Risk-averse investors are also turning to UK gilts because of the declining security offered by alternatives, including Germany. David Lloyd, head of institutional portfolio management at M&G Investments in London, says “in the end, the market’s belief in Germany as the safe haven within Europe will erode; it is, after all, a fairly heavily indebted nation that cannot print its own currency.” Gross debt in Germany is more than 80 percent of GDP.

Gilt prices have also been supported by the Bank of England’s decision to maintain its main interest rate at a record low of 0.5 percent – 0.75 percentage points lower than the ECB’s. This pushed yields on gilts to their lowest recorded close last week since 10-year notes were launched in the early 1950s.

In European afternoon trading on Monday, 10-year Bunds were yielding 2.31 percent – a hair’s breadth below equivalent gilts at 2.34 percent. That’s a tiny 3 basis point gap compared with a 44 basis point spread at the beginning of the month, when Bunds were at 2.00 percent and gilts at 2.44 percent.

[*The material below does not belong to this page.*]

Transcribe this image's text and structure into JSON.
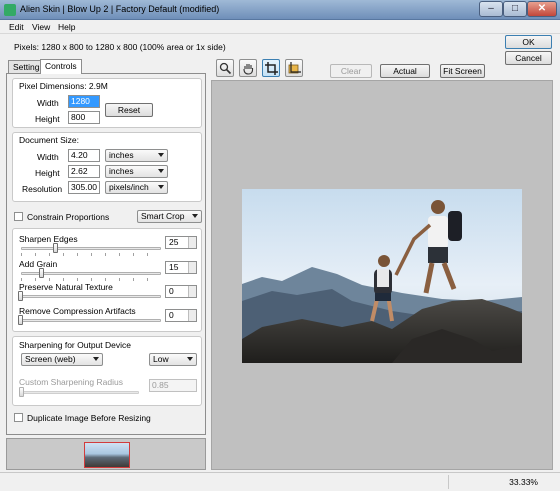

Ten-year yields on Italian government bonds – whose sharp rise this summer increased the severity of the eurozone debt crisis by several orders of magnitude – were at an extremely high 7.15 percent in Monday afternoon trading, despite a rally in European equities that followed recent heavy falls. Analysts regard 7 percent as marking the point above which yields are at risk of rapidly escalating to the point of default or bailout.